Thursday, August 15, 2024

Stuart Hall and the Labour Right in 2024

Stuart Hall remarked in his 1988 book The Hard Road to Renewal: Thatcherism and the Crisis of the Left that what he called "the right wing of the labor movement" (which I think can be identified with a Labour right that had not yet cast aside any pretense of being a labor movement at all) "has no ideas of any compelling quality, except the instinct for short-term political survival." Indeed, "[i]t would not know an ideological struggle if it stumbled across one in the dark," while coming to the matter of struggle generally "[t]he only 'struggle' it engages in with any trace of conviction is the one against the left."

The remark has become the sort of thing quoted again and again--recently appearing in Taj Ali's piece on Keir Starmer's long and rather dirty war on the left in The Nation back in June. This is because, as the nearly four decades that have elapsed since Hall wrote those words demonstrate, many of them have rung true again and again. Ideas of compelling quality? What the longtime face of the tendency he wrote of, Tony Blair, had to offer was the non-idea of the "Third Way," Keir Starmer his "securonomics"--whose unimportance is exemplified by how one need not refer to them at all in analyzing their statements and actions, and might indeed simply distract themselves from that object by attending to them. (Certainly reference to the "Third Way" seemed to me quite beside the point when I wrote about Blair's record, just as the one reference to "securonomics" in the 136 pages of Labour Party's 2024 General Election Manifesto that never rises above banality seemed far from essential to analyzing that document as a statement of Starmer's economic vision, or fulfillment or non-fulfillment of his past promises in that area.) And Starmer in particular has demonstrated that "[t]he only 'struggle'" that this tendency "engages in with any trace of conviction is the one against the left."

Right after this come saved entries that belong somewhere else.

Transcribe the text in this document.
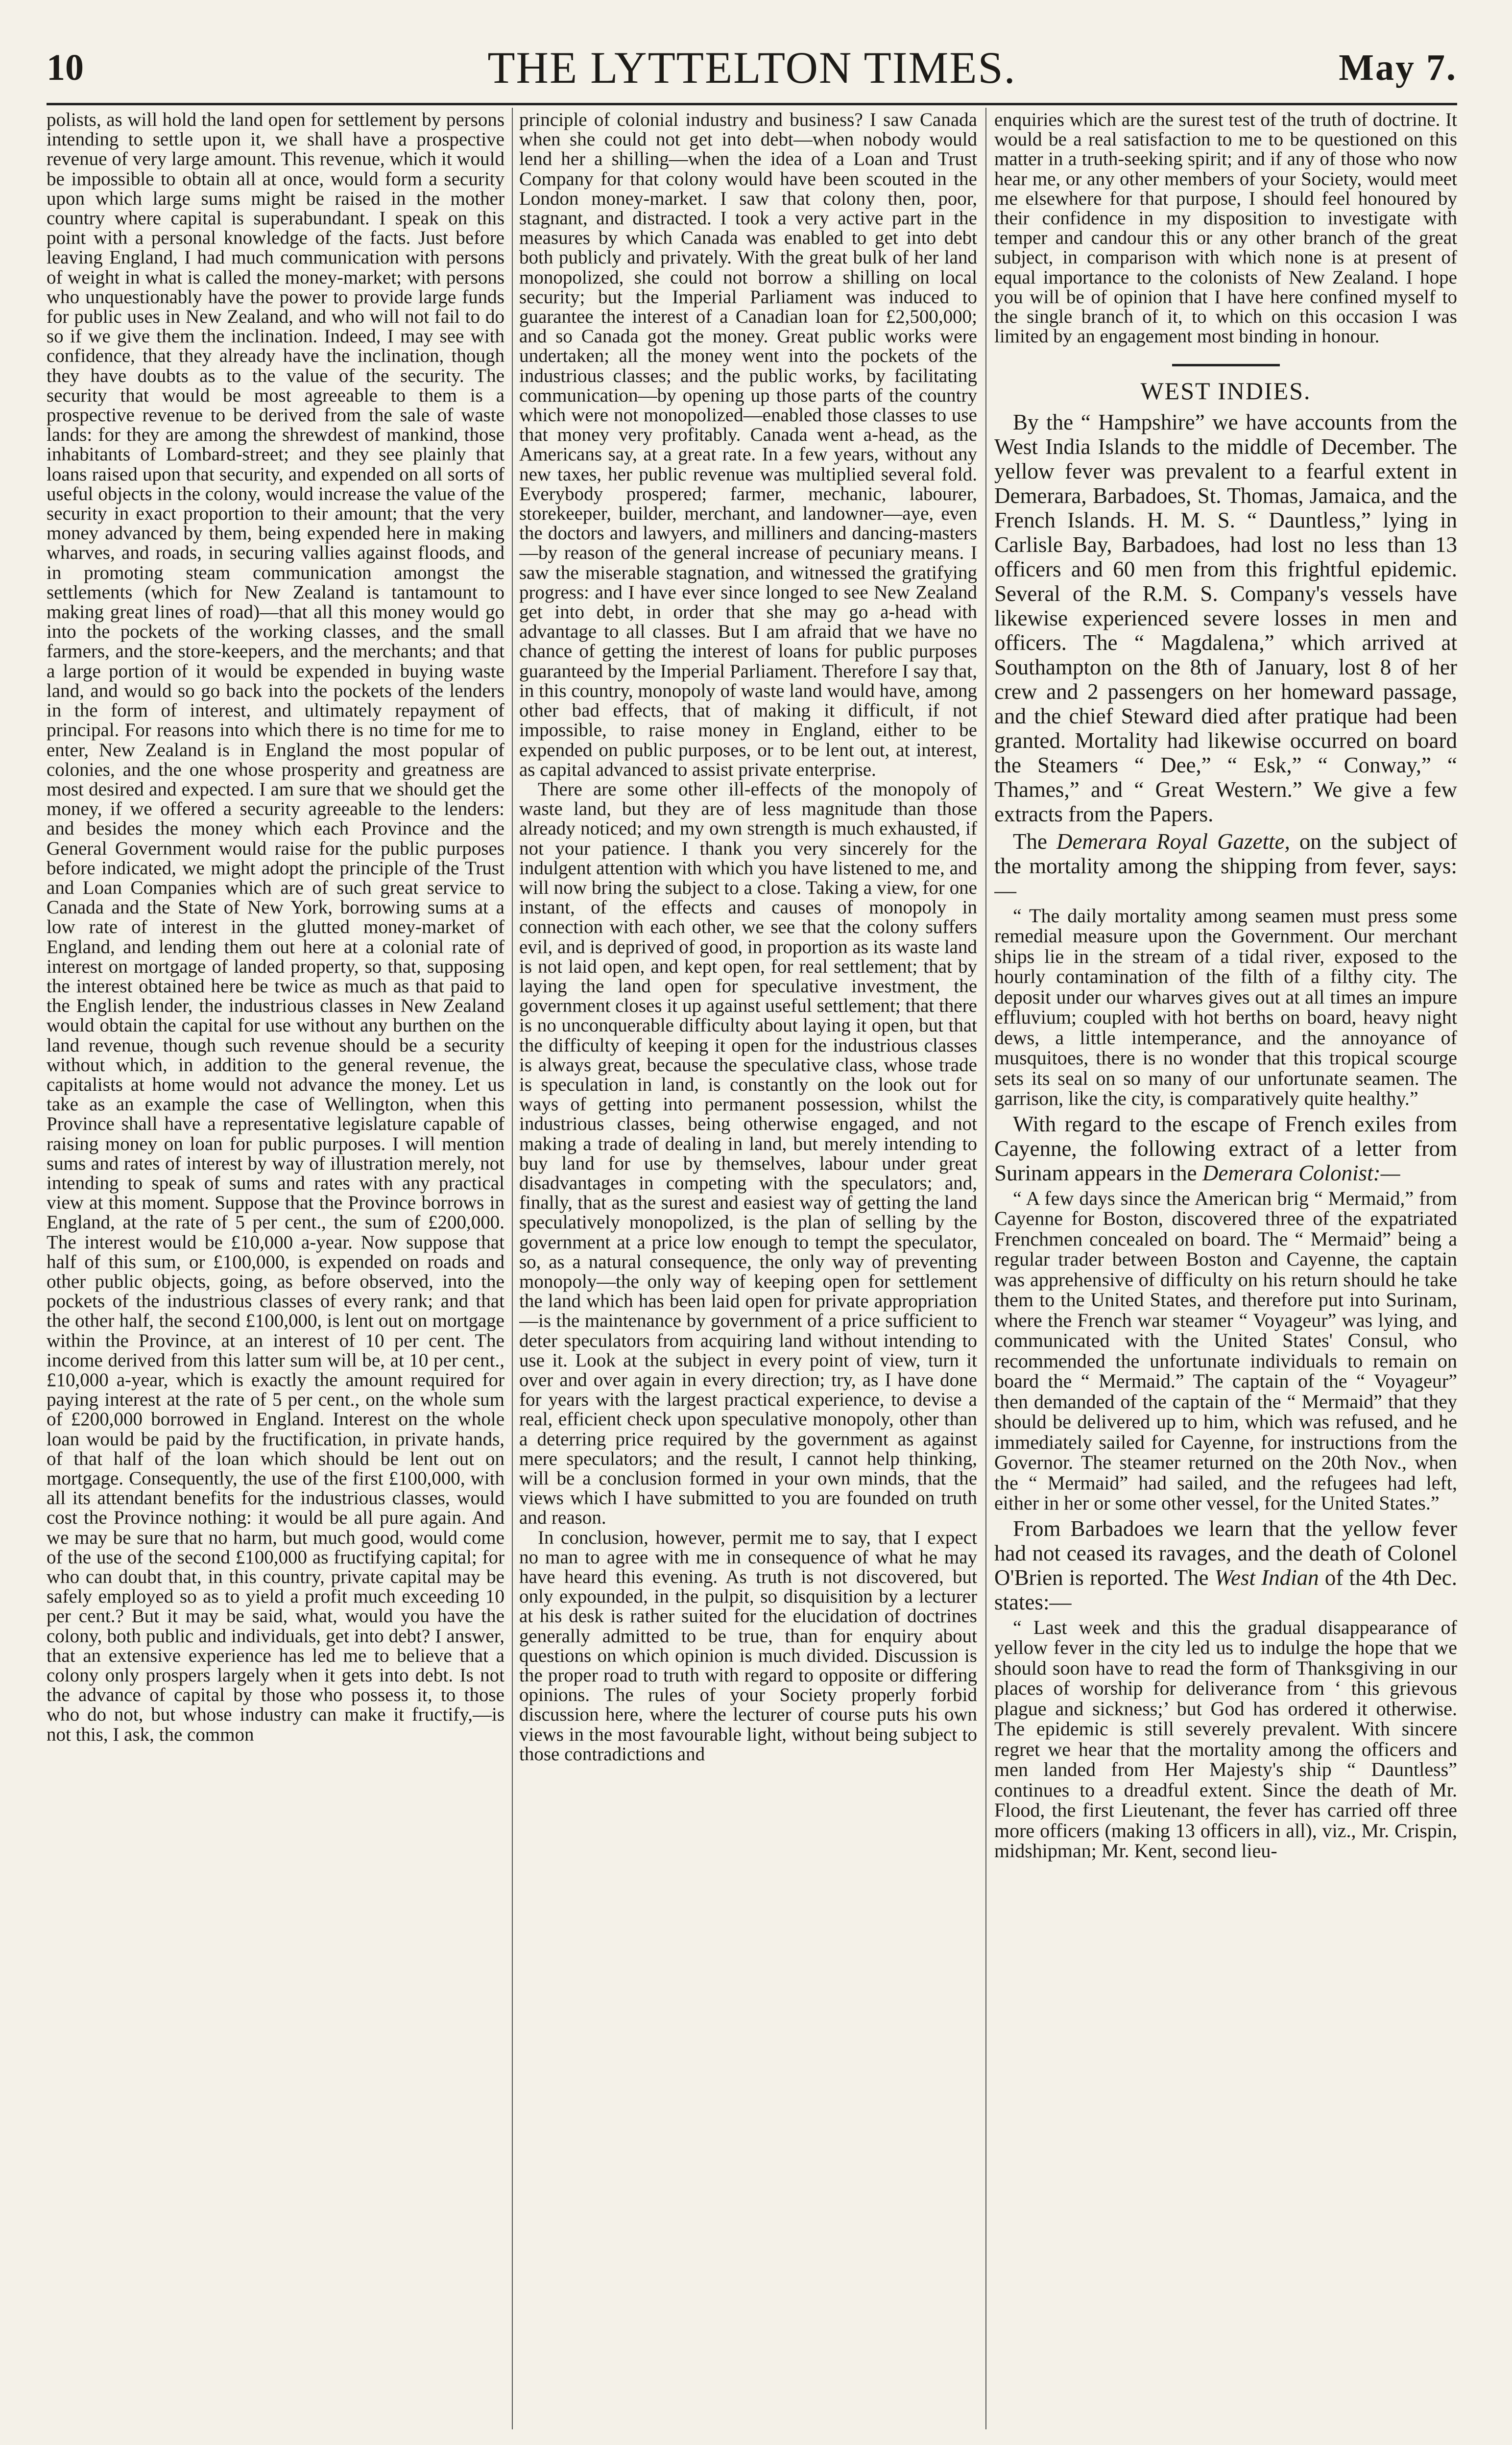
10	THE LYTTELTON TIMES.	May 7.

polists, as will hold the land open for settlement by persons intending to settle upon it, we shall have a prospective revenue of very large amount. This revenue, which it would be impossible to obtain all at once, would form a security upon which large sums might be raised in the mother country where capital is superabundant. I speak on this point with a personal knowledge of the facts. Just before leaving England, I had much communication with persons of weight in what is called the money-market; with persons who unquestionably have the power to provide large funds for public uses in New Zealand, and who will not fail to do so if we give them the inclination. Indeed, I may see with confidence, that they already have the inclination, though they have doubts as to the value of the security. The security that would be most agreeable to them is a prospective revenue to be derived from the sale of waste lands: for they are among the shrewdest of mankind, those inhabitants of Lombard-street; and they see plainly that loans raised upon that security, and expended on all sorts of useful objects in the colony, would increase the value of the security in exact proportion to their amount; that the very money advanced by them, being expended here in making wharves, and roads, in securing vallies against floods, and in promoting steam communication amongst the settlements (which for New Zealand is tantamount to making great lines of road)—that all this money would go into the pockets of the working classes, and the small farmers, and the store-keepers, and the merchants; and that a large portion of it would be expended in buying waste land, and would so go back into the pockets of the lenders in the form of interest, and ultimately repayment of principal. For reasons into which there is no time for me to enter, New Zealand is in England the most popular of colonies, and the one whose prosperity and greatness are most desired and expected. I am sure that we should get the money, if we offered a security agreeable to the lenders: and besides the money which each Province and the General Government would raise for the public purposes before indicated, we might adopt the principle of the Trust and Loan Companies which are of such great service to Canada and the State of New York, borrowing sums at a low rate of interest in the glutted money-market of England, and lending them out here at a colonial rate of interest on mortgage of landed property, so that, supposing the interest obtained here be twice as much as that paid to the English lender, the industrious classes in New Zealand would obtain the capital for use without any burthen on the land revenue, though such revenue should be a security without which, in addition to the general revenue, the capitalists at home would not advance the money. Let us take as an example the case of Wellington, when this Province shall have a representative legislature capable of raising money on loan for public purposes. I will mention sums and rates of interest by way of illustration merely, not intending to speak of sums and rates with any practical view at this moment. Suppose that the Province borrows in England, at the rate of 5 per cent., the sum of £200,000. The interest would be £10,000 a-year. Now suppose that half of this sum, or £100,000, is expended on roads and other public objects, going, as before observed, into the pockets of the industrious classes of every rank; and that the other half, the second £100,000, is lent out on mortgage within the Province, at an interest of 10 per cent. The income derived from this latter sum will be, at 10 per cent., £10,000 a-year, which is exactly the amount required for paying interest at the rate of 5 per cent., on the whole sum of £200,000 borrowed in England. Interest on the whole loan would be paid by the fructification, in private hands, of that half of the loan which should be lent out on mortgage. Consequently, the use of the first £100,000, with all its attendant benefits for the industrious classes, would cost the Province nothing: it would be all pure again. And we may be sure that no harm, but much good, would come of the use of the second £100,000 as fructifying capital; for who can doubt that, in this country, private capital may be safely employed so as to yield a profit much exceeding 10 per cent.? But it may be said, what, would you have the colony, both public and individuals, get into debt? I answer, that an extensive experience has led me to believe that a colony only prospers largely when it gets into debt. Is not the advance of capital by those who possess it, to those who do not, but whose industry can make it fructify,—is not this, I ask, the common

principle of colonial industry and business? I saw Canada when she could not get into debt—when nobody would lend her a shilling—when the idea of a Loan and Trust Company for that colony would have been scouted in the London money-market. I saw that colony then, poor, stagnant, and distracted. I took a very active part in the measures by which Canada was enabled to get into debt both publicly and privately. With the great bulk of her land monopolized, she could not borrow a shilling on local security; but the Imperial Parliament was induced to guarantee the interest of a Canadian loan for £2,500,000; and so Canada got the money. Great public works were undertaken; all the money went into the pockets of the industrious classes; and the public works, by facilitating communication—by opening up those parts of the country which were not monopolized—enabled those classes to use that money very profitably. Canada went a-head, as the Americans say, at a great rate. In a few years, without any new taxes, her public revenue was multiplied several fold. Everybody prospered; farmer, mechanic, labourer, storekeeper, builder, merchant, and landowner—aye, even the doctors and lawyers, and milliners and dancing-masters—by reason of the general increase of pecuniary means. I saw the miserable stagnation, and witnessed the gratifying progress: and I have ever since longed to see New Zealand get into debt, in order that she may go a-head with advantage to all classes. But I am afraid that we have no chance of getting the interest of loans for public purposes guaranteed by the Imperial Parliament. Therefore I say that, in this country, monopoly of waste land would have, among other bad effects, that of making it difficult, if not impossible, to raise money in England, either to be expended on public purposes, or to be lent out, at interest, as capital advanced to assist private enterprise.

There are some other ill-effects of the monopoly of waste land, but they are of less magnitude than those already noticed; and my own strength is much exhausted, if not your patience. I thank you very sincerely for the indulgent attention with which you have listened to me, and will now bring the subject to a close. Taking a view, for one instant, of the effects and causes of monopoly in connection with each other, we see that the colony suffers evil, and is deprived of good, in proportion as its waste land is not laid open, and kept open, for real settlement; that by laying the land open for speculative investment, the government closes it up against useful settlement; that there is no unconquerable difficulty about laying it open, but that the difficulty of keeping it open for the industrious classes is always great, because the speculative class, whose trade is speculation in land, is constantly on the look out for ways of getting into permanent possession, whilst the industrious classes, being otherwise engaged, and not making a trade of dealing in land, but merely intending to buy land for use by themselves, labour under great disadvantages in competing with the speculators; and, finally, that as the surest and easiest way of getting the land speculatively monopolized, is the plan of selling by the government at a price low enough to tempt the speculator, so, as a natural consequence, the only way of preventing monopoly—the only way of keeping open for settlement the land which has been laid open for private appropriation—is the maintenance by government of a price sufficient to deter speculators from acquiring land without intending to use it. Look at the subject in every point of view, turn it over and over again in every direction; try, as I have done for years with the largest practical experience, to devise a real, efficient check upon speculative monopoly, other than a deterring price required by the government as against mere speculators; and the result, I cannot help thinking, will be a conclusion formed in your own minds, that the views which I have submitted to you are founded on truth and reason.

In conclusion, however, permit me to say, that I expect no man to agree with me in consequence of what he may have heard this evening. As truth is not discovered, but only expounded, in the pulpit, so disquisition by a lecturer at his desk is rather suited for the elucidation of doctrines generally admitted to be true, than for enquiry about questions on which opinion is much divided. Discussion is the proper road to truth with regard to opposite or differing opinions. The rules of your Society properly forbid discussion here, where the lecturer of course puts his own views in the most favourable light, without being subject to those contradictions and

enquiries which are the surest test of the truth of doctrine. It would be a real satisfaction to me to be questioned on this matter in a truth-seeking spirit; and if any of those who now hear me, or any other members of your Society, would meet me elsewhere for that purpose, I should feel honoured by their confidence in my disposition to investigate with temper and candour this or any other branch of the great subject, in comparison with which none is at present of equal importance to the colonists of New Zealand. I hope you will be of opinion that I have here confined myself to the single branch of it, to which on this occasion I was limited by an engagement most binding in honour.

WEST INDIES.

By the “ Hampshire” we have accounts from the West India Islands to the middle of December. The yellow fever was prevalent to a fearful extent in Demerara, Barbadoes, St. Thomas, Jamaica, and the French Islands. H. M. S. “ Dauntless,” lying in Carlisle Bay, Barbadoes, had lost no less than 13 officers and 60 men from this frightful epidemic. Several of the R.M. S. Company's vessels have likewise experienced severe losses in men and officers. The “ Magdalena,” which arrived at Southampton on the 8th of January, lost 8 of her crew and 2 passengers on her homeward passage, and the chief Steward died after pratique had been granted. Mortality had likewise occurred on board the Steamers “ Dee,” “ Esk,” “ Conway,” “ Thames,” and “ Great Western.” We give a few extracts from the Papers.

The Demerara Royal Gazette, on the subject of the mortality among the shipping from fever, says:—

“ The daily mortality among seamen must press some remedial measure upon the Government. Our merchant ships lie in the stream of a tidal river, exposed to the hourly contamination of the filth of a filthy city. The deposit under our wharves gives out at all times an impure effluvium; coupled with hot berths on board, heavy night dews, a little intemperance, and the annoyance of musquitoes, there is no wonder that this tropical scourge sets its seal on so many of our unfortunate seamen. The garrison, like the city, is comparatively quite healthy.”

With regard to the escape of French exiles from Cayenne, the following extract of a letter from Surinam appears in the Demerara Colonist:—

“ A few days since the American brig “ Mermaid,” from Cayenne for Boston, discovered three of the expatriated Frenchmen concealed on board. The “ Mermaid” being a regular trader between Boston and Cayenne, the captain was apprehensive of difficulty on his return should he take them to the United States, and therefore put into Surinam, where the French war steamer “ Voyageur” was lying, and communicated with the United States' Consul, who recommended the unfortunate individuals to remain on board the “ Mermaid.” The captain of the “ Voyageur” then demanded of the captain of the “ Mermaid” that they should be delivered up to him, which was refused, and he immediately sailed for Cayenne, for instructions from the Governor. The steamer returned on the 20th Nov., when the “ Mermaid” had sailed, and the refugees had left, either in her or some other vessel, for the United States.”

From Barbadoes we learn that the yellow fever had not ceased its ravages, and the death of Colonel O'Brien is reported. The West Indian of the 4th Dec. states:—

“ Last week and this the gradual disappearance of yellow fever in the city led us to indulge the hope that we should soon have to read the form of Thanksgiving in our places of worship for deliverance from ‘ this grievous plague and sickness;’ but God has ordered it otherwise. The epidemic is still severely prevalent. With sincere regret we hear that the mortality among the officers and men landed from Her Majesty's ship “ Dauntless” continues to a dreadful extent. Since the death of Mr. Flood, the first Lieutenant, the fever has carried off three more officers (making 13 officers in all), viz., Mr. Crispin, midshipman; Mr. Kent, second lieu-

However, I am not in full agreement with the rest of the statement. The precise reason that the Labour right does fight so fiercely against the left is because it does know ideological struggle. It just happens to be firmly on the side of the right against the left in that struggle--as has generally been the case with "centrists" of this variety, who (like everyone else in politics) are most definitely ideologues themselves even as they lamely equate "ideology" with the intellectual and political sins of the left. Indeed, their ideological position can seem to me to take precedence over "the instinct for short-term political survival," focusing on which too much confuses the issue. If the courtiers of the powerful delight in inflicting on their readers the image of a right-wing Labour leader at election time as "a man carrying a priceless Ming vase across a highly polished floor" the reality is that it was in each case the left of their party rather than the opposition of those who would look right that they most feared, with the right giving the centrist their excuse to demand left-leaning voters hold their noses and vote for them, in spite of the strategy commonly producing dismal results, as indeed it did in July 2024. Though the conventional understanding was that Starmer's ming vase-carrying Labour defeated the Conservatives by a landslide, the reality was that Labour won the election on the basis of very few votes indeed. Where Labour's comparable victories had typically seen it get the votes of 30 percent+ of the electorate, and even Jeremy Corbyn in 2017 managed to get 28 percent, Starmer got the King's invitation to form a government on the basis of a mere 20 percent, even amid a genuine (if perhaps temporary) collapse in support for the Conservatives under Rishi Sunak. The result is that the Labour right's "instinct for short-term political survival" has already proven less than impressive, and is going to be very severely tested in what promise to be the crisis-filled years ahead.